HAY QUE ELEVAR el sentido
colectivo de la política provocando un sentimiento envolvente en torno a lo que
podemos llegar a ser y hacer con ella. De lo contrario lo habremos perdido casi
todo.
Hay que democratizarla, ponerla al servicio de las mayorías, para que
exijan, den y construyan, sacarla, en fin, de la jaula donde la han confinado
los que quieren apropiarse de ella, satanizándola.
Todo atenta contra la política, que pudiera
llegar a ser el instrumento limpio para escalar la duda de nuestra libertad.
Todo restringe su ejercicio pleno. Comenzando por políticos, estructuras
constitucionales, leyes, partidos, medios de comunicación, que pervierten la
libertad del ser humano, limitándola.
Pero es una restricción paradójica, ya
que fue la fórmula que la sociedad encontró para asignarle orden a la energía
compleja de la acción individual.
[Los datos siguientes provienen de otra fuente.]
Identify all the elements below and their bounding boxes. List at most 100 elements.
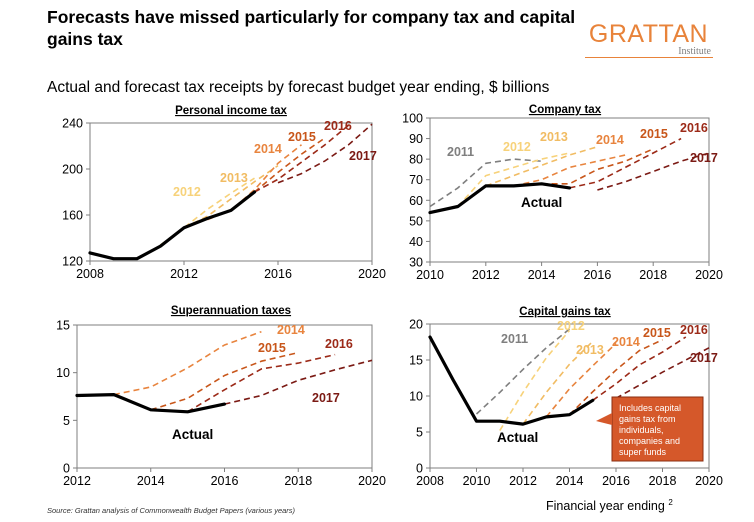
series-label-2017: 2017 (349, 149, 377, 163)
x-tick-label: 2012 (472, 268, 500, 282)
actual-label: Actual (497, 430, 538, 445)
callout-text-line: gains tax from (619, 414, 676, 424)
x-tick-label: 2018 (284, 474, 312, 488)
series-2011-forecast-line (475, 328, 571, 415)
series-2012-forecast-line (499, 329, 571, 432)
series-2011-forecast-line (429, 158, 542, 208)
y-tick-label: 5 (63, 414, 70, 428)
series-label-2015: 2015 (258, 341, 286, 355)
series-2017-forecast-line (277, 123, 373, 184)
callout-box (611, 396, 704, 462)
y-tick-label: 100 (402, 112, 423, 126)
y-tick-label: 0 (63, 462, 70, 476)
series-label-2013: 2013 (576, 343, 604, 357)
panel-title: Company tax (529, 104, 602, 116)
xaxis-note: Financial year ending (546, 499, 665, 514)
series-label-2017: 2017 (690, 351, 718, 365)
source-note: Source: Grattan analysis of Commonwealth… (47, 506, 296, 515)
y-tick-label: 90 (409, 132, 423, 146)
logo-sub: Institute (678, 46, 711, 57)
x-tick-label: 2018 (649, 474, 677, 488)
series-2015-forecast-line (150, 351, 299, 411)
series-label-2015: 2015 (640, 127, 668, 141)
x-tick-label: 2008 (76, 267, 104, 281)
series-label-2016: 2016 (325, 337, 353, 351)
logo-name: GRATTAN (588, 20, 709, 48)
series-actual-line (88, 190, 257, 261)
series-label-2015: 2015 (288, 130, 316, 144)
callout-text-line: super funds (619, 447, 667, 457)
x-tick-label: 2012 (509, 474, 537, 488)
series-actual-line (428, 182, 572, 215)
y-tick-label: 120 (62, 255, 83, 269)
y-tick-label: 200 (62, 163, 83, 177)
series-label-2017: 2017 (690, 151, 718, 165)
callout-text-line: individuals, (619, 425, 664, 435)
series-label-2012: 2012 (173, 185, 201, 199)
actual-label: Actual (521, 195, 562, 210)
x-tick-label: 2016 (583, 268, 611, 282)
series-actual-line (428, 335, 595, 426)
x-tick-label: 2014 (528, 268, 556, 282)
series-2014-forecast-line (545, 342, 617, 418)
series-2015-forecast-line (541, 148, 654, 185)
x-tick-label: 2014 (137, 474, 165, 488)
series-label-2017: 2017 (312, 391, 340, 405)
plot-frame (89, 122, 373, 262)
series-2014-forecast-line (113, 330, 262, 396)
callout-pointer (596, 413, 612, 425)
y-tick-label: 240 (62, 117, 83, 131)
series-label-2014: 2014 (277, 323, 305, 337)
x-tick-label: 2016 (264, 267, 292, 281)
financial-year-label: Financial year ending 2 (546, 498, 673, 513)
y-tick-label: 15 (56, 319, 70, 333)
chart-panel-2: Company tax 30 40 50 60 70 80 90 100 2010 2012 2014… (402, 104, 723, 282)
series-2016-forecast-line (569, 137, 682, 189)
series-label-2016: 2016 (680, 121, 708, 135)
x-tick-label: 2016 (211, 474, 239, 488)
series-2015-forecast-line (568, 339, 663, 416)
x-tick-label: 2016 (602, 474, 630, 488)
chart-subtitle: Actual and forecast tax receipts by fore… (47, 79, 550, 96)
series-2014-forecast-line (207, 144, 302, 221)
chart-panel-1: Personal income tax 120 160 200 240 2008 2012 2… (62, 105, 386, 281)
actual-label: Actual (172, 427, 213, 442)
y-tick-label: 5 (416, 426, 423, 440)
x-tick-label: 2010 (416, 268, 444, 282)
series-2015-forecast-line (230, 137, 326, 212)
series-label-2014: 2014 (596, 133, 624, 147)
series-label-2015: 2015 (643, 326, 671, 340)
y-tick-label: 70 (409, 173, 423, 187)
grattan-logo: GRATTAN Institute (586, 22, 711, 57)
y-tick-label: 10 (56, 366, 70, 380)
chart-title: Forecasts have missed particularly for c… (47, 7, 576, 49)
series-label-2013: 2013 (220, 171, 248, 185)
series-label-2016: 2016 (324, 119, 352, 133)
series-label-2016: 2016 (680, 323, 708, 337)
series-2012-forecast-line (457, 152, 570, 208)
y-tick-label: 60 (409, 194, 423, 208)
series-actual-line (75, 393, 227, 414)
panel-title: Superannuation taxes (171, 305, 291, 317)
x-tick-label: 2020 (358, 267, 386, 281)
series-2017-forecast-line (615, 347, 710, 399)
plot-frame (429, 117, 710, 263)
series-label-2014: 2014 (612, 335, 640, 349)
series-label-2011: 2011 (447, 145, 474, 159)
y-tick-label: 0 (416, 462, 423, 476)
x-tick-label: 2020 (695, 268, 723, 282)
chart-panel-4: Capital gains tax 0 5 10 15 20 2008 2010 2012 201… (409, 306, 723, 488)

Pero ello no quiere decir que no debamos
exigirnos pensar en otras formas de ser mejores políticamente.
HEMOS LLEGADO a un punto tal
de la crisis mundial, nacional, personal, histórica en suma, que es
indispensable una discusión profunda en la que se planteen dudas conmovedoras
para inventar respuestas, teóricas y prácticas, adecuadas para estos tiempos de
confusión y re-definiciones.
Con la política no se edifican paraísos,
utopías sí, pero se puede con ella evitar el purgatorio que hoy padece la
mayoría de los seres humanos, cuyos oxígenos vitales, el aire que respiramos,
el alimento que nutre, el techo que cobija, las organizaciones que aseguran, la
lectura que acompaña, la información que guía, los dioses que protegen, los
radares que orientan, están cada día más bajo control ajeno e impropio. Vista a
la buena, la política debería ser el escenario donde se ventilan y resuelven
las contradicciones o desavenencias sociales.
Nunca el foro donde se las provoca o esconde
o manipula. Vista a la mala, es lo que se resiente permanentemente de ella. Por
eso tan importante es que todos aprendamos, mientras más temprano mejor, el
exigente arte de la política, su abecedario y sutilezas. En las escuelas que
creen en la democracia tendrían que abrirse cursos para enseñar su ejercicio.
En la gimnasia diaria del colegio, la fábrica, empresa, barrio o universidad,
aprender a organizarnos para hacer frente a necesidades colectivas, más aún en
un mundo, y en un país, en el que se nos inculca la virtud del éxito personal
como ambición egoísta.
PORQUE EL QUE QUIERE hacer política
debe entender que es un juego muy serio, que no termina jamás, porque ningún
asunto de la agenda pública se resuelve definitivamente. Que además es
actividad ruda. Que implica discutir y discurrir sin cesar. Que a veces
requiere más del oído que de la palabra, porque si ésta vale oro, el saber
escuchar no tiene precio. Que también es diálogo en el que no necesariamente se
tiene la razón, que la pueden tener los demás y así convencernos de que ganar
es esa transformación que la política adoba y apura. Que se necesita ser
elástico, prudente, convincente, pero también capaz de ser convencido, no como
forma de derrota sino como sabiduría. Enseñar que la política no es
exclusivamente la búsqueda del poder, sino la capacidad de cada quien para
contribuir a las decisiones que nadie debe tomar por mano propia.